Lo malo de las desgracias no suele ser tan solo el hecho en sí, sino las penosas consecuencias que traen consigo, en ocasiones absolutamente peregrinas, pero firmemente fundamentadas en el buenismo y la imbecilidad –no siempre incompatibles– de aquellos que nos gobiernan.
La tragedia del Madrid Arena, por ejemplo, nos ha legado una insoportable resaca de proteccionismo en ocasiones rayando con la estupidez. Y es que la ‘mano dura’ de tan infausto recuerdo –y que tan poco se aplica con las cuestiones realmente importantes, esas de los sobres y las comisiones y demás lindezas que nos trajeron estos lodos– resulta que ahora se aplica a rajatabla con los accesos de menores a locales de ocio; en concreto, a locales nocturnos donde se despache alcohol. Y no es que la medida en sí resulte buena o mala, sino que, en plan daño colateral, impide que los jóvenes puedan disfrutar de los conciertos de rock que –oh, sorpresa– suelen ofrecerse en bares y pubs que viven precisamente de eso, de que se mueva la barra. Por si fuera poco, ni siquiera se tolera que los menores puedan entrar acompañados por sus padres. Vamos, que da la sensación de que la música pop se equiparase a algunos vicios también exclusivos para los mayores de edad.
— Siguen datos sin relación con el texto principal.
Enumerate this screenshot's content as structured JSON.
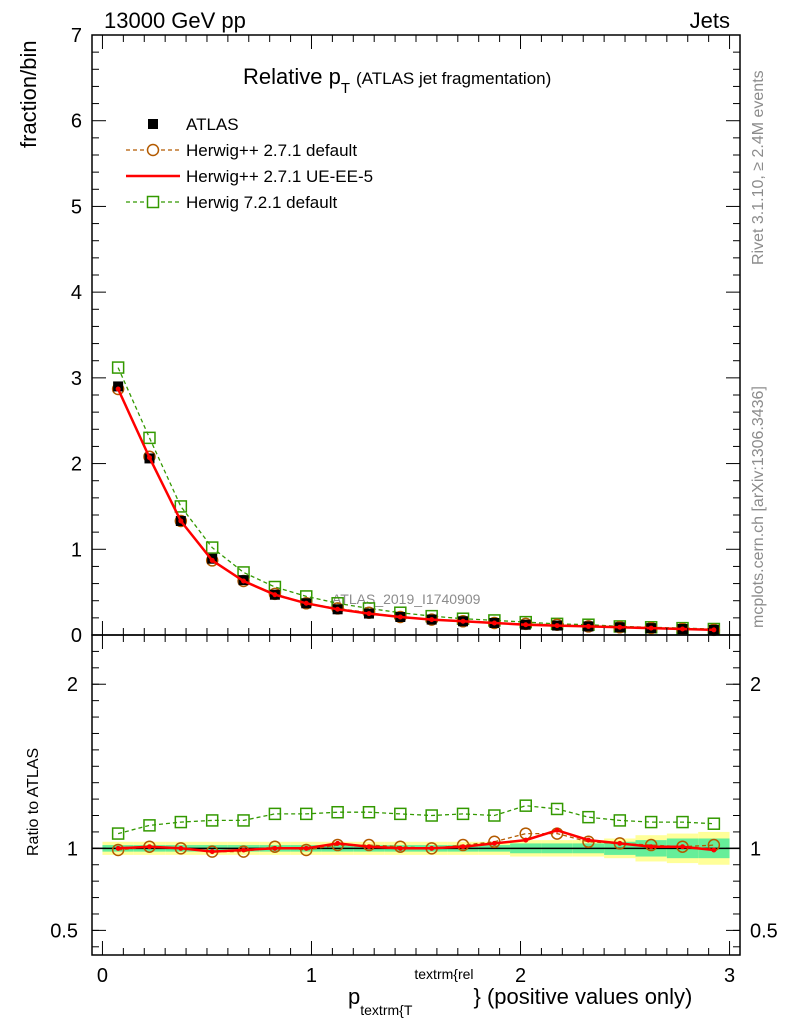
{
  "header": {
    "left": "13000 GeV pp",
    "right": "Jets"
  },
  "side_labels": {
    "rivet": "Rivet 3.1.10, ≥ 2.4M events",
    "mcplots": "mcplots.cern.ch [arXiv:1306.3436]"
  },
  "colors": {
    "atlas": "#000000",
    "herwig_default": "#b35a00",
    "herwig_ueee5": "#ff0000",
    "herwig7": "#339900",
    "band_yellow": "#ffff99",
    "band_green": "#66ee99"
  },
  "chart_data": [
    {
      "type": "scatter",
      "title_main": "Relative p",
      "title_sub": "T",
      "title_note": "(ATLAS jet fragmentation)",
      "ylabel": "fraction/bin",
      "watermark": "ATLAS_2019_I1740909",
      "xlim": [
        -0.05,
        3.05
      ],
      "ylim": [
        0,
        7
      ],
      "y_ticks": [
        "0",
        "1",
        "2",
        "3",
        "4",
        "5",
        "6",
        "7"
      ],
      "x": [
        0.075,
        0.225,
        0.375,
        0.525,
        0.675,
        0.825,
        0.975,
        1.125,
        1.275,
        1.425,
        1.575,
        1.725,
        1.875,
        2.025,
        2.175,
        2.325,
        2.475,
        2.625,
        2.775,
        2.925
      ],
      "series": [
        {
          "name": "ATLAS",
          "style": "data",
          "values": [
            2.9,
            2.06,
            1.33,
            0.89,
            0.64,
            0.47,
            0.37,
            0.3,
            0.25,
            0.21,
            0.18,
            0.16,
            0.14,
            0.12,
            0.11,
            0.1,
            0.09,
            0.08,
            0.07,
            0.06
          ]
        },
        {
          "name": "Herwig++ 2.7.1 default",
          "style": "circle",
          "values": [
            2.87,
            2.08,
            1.33,
            0.87,
            0.63,
            0.48,
            0.37,
            0.31,
            0.26,
            0.21,
            0.18,
            0.16,
            0.14,
            0.13,
            0.12,
            0.1,
            0.09,
            0.08,
            0.07,
            0.06
          ]
        },
        {
          "name": "Herwig++ 2.7.1 UE-EE-5",
          "style": "line",
          "values": [
            2.87,
            2.07,
            1.33,
            0.87,
            0.63,
            0.47,
            0.37,
            0.3,
            0.25,
            0.21,
            0.18,
            0.16,
            0.14,
            0.12,
            0.11,
            0.1,
            0.09,
            0.08,
            0.07,
            0.06
          ]
        },
        {
          "name": "Herwig 7.2.1 default",
          "style": "square",
          "values": [
            3.12,
            2.3,
            1.5,
            1.02,
            0.73,
            0.56,
            0.45,
            0.37,
            0.31,
            0.26,
            0.22,
            0.19,
            0.17,
            0.15,
            0.13,
            0.12,
            0.1,
            0.09,
            0.08,
            0.07
          ]
        }
      ]
    },
    {
      "type": "scatter",
      "ylabel": "Ratio to ATLAS",
      "xlabel_main": "p",
      "xlabel_sub": "textrm{T",
      "xlabel_sup": "textrm{rel",
      "xlabel_rest": "} (positive values only)",
      "xlim": [
        -0.05,
        3.05
      ],
      "ylim": [
        0.35,
        2.3
      ],
      "y_ticks": [
        "0.5",
        "1",
        "2"
      ],
      "x_ticks": [
        "0",
        "1",
        "2",
        "3"
      ],
      "x": [
        0.075,
        0.225,
        0.375,
        0.525,
        0.675,
        0.825,
        0.975,
        1.125,
        1.275,
        1.425,
        1.575,
        1.725,
        1.875,
        2.025,
        2.175,
        2.325,
        2.475,
        2.625,
        2.775,
        2.925
      ],
      "band_yellow": [
        0.04,
        0.04,
        0.04,
        0.04,
        0.04,
        0.04,
        0.04,
        0.04,
        0.04,
        0.04,
        0.04,
        0.04,
        0.04,
        0.05,
        0.05,
        0.05,
        0.06,
        0.08,
        0.09,
        0.1
      ],
      "band_green": [
        0.02,
        0.02,
        0.02,
        0.02,
        0.02,
        0.02,
        0.02,
        0.02,
        0.02,
        0.02,
        0.02,
        0.02,
        0.02,
        0.03,
        0.03,
        0.03,
        0.04,
        0.05,
        0.06,
        0.06
      ],
      "series": [
        {
          "name": "Herwig++ 2.7.1 default",
          "style": "circle",
          "values": [
            0.99,
            1.01,
            1.0,
            0.98,
            0.98,
            1.01,
            0.99,
            1.02,
            1.02,
            1.01,
            1.0,
            1.02,
            1.04,
            1.09,
            1.09,
            1.04,
            1.03,
            1.02,
            1.01,
            1.02
          ]
        },
        {
          "name": "Herwig++ 2.7.1 UE-EE-5",
          "style": "line",
          "values": [
            1.0,
            1.01,
            1.0,
            0.98,
            0.99,
            1.0,
            1.0,
            1.03,
            1.01,
            1.0,
            1.0,
            1.01,
            1.03,
            1.05,
            1.11,
            1.05,
            1.03,
            1.01,
            1.01,
            0.99
          ]
        },
        {
          "name": "Herwig 7.2.1 default",
          "style": "square",
          "values": [
            1.09,
            1.14,
            1.16,
            1.17,
            1.17,
            1.21,
            1.21,
            1.22,
            1.22,
            1.21,
            1.2,
            1.21,
            1.2,
            1.26,
            1.24,
            1.19,
            1.17,
            1.16,
            1.16,
            1.15
          ]
        }
      ]
    }
  ]
}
¿Qué tendrá la música para que sólo pueda ser un placer adulto? Hace apenas tres décadas, antes de que el puritanismo neoconservador se impusiera, de haberse impuesto una medida semejante, se habrían cargado de un plumazo toda la nueva ola, lo que llamamos en su día ‘la movida’; no sólo se habría perdido buena parte del público, sino que muchos músicos no habrían podido tocar porque no les dejarían entrar al local. ¿Y es que no tienen derecho los jóvenes de quince o dieciséis años a disfrutar de sus banda favorita en directo? Aún más: ¿por qué los menores no pueden acceder a una sala de conciertos, y sin embargo pueden entrar libremente en cualquier cafetería donde se sirven todo tipo de licores?
La hipocresía, como no, sigue siendo deporte nacional; mientras los adultos seguimos identificando alcohol con ocio y diversión, nos empeñamos en ocultarlo convenientemente con reglamentos y ordenanzas las más de las veces absurdas. Como si no supiéramos que los jóvenes no necesitan entrar a ningún bar para beber, que hace ya tiempo que están de moda los botellones.
Lo que, desde luego, no es de recibo, es proscribir la música a una actividad marginal, como si asistir a un concierto implicase algún tipo de conducta ilegal, o incluso socialmente peligrosa. O tal vez haya algo de eso, y en las mentes paternalistas de ciertas lumbreras aún pervivan los fantasmas que identifican el rock con la rebeldía y los instintos revolucionarios. Ojalá fuera así, pero parece que, por desgracia, las autoridades puede seguir bien tranquilas.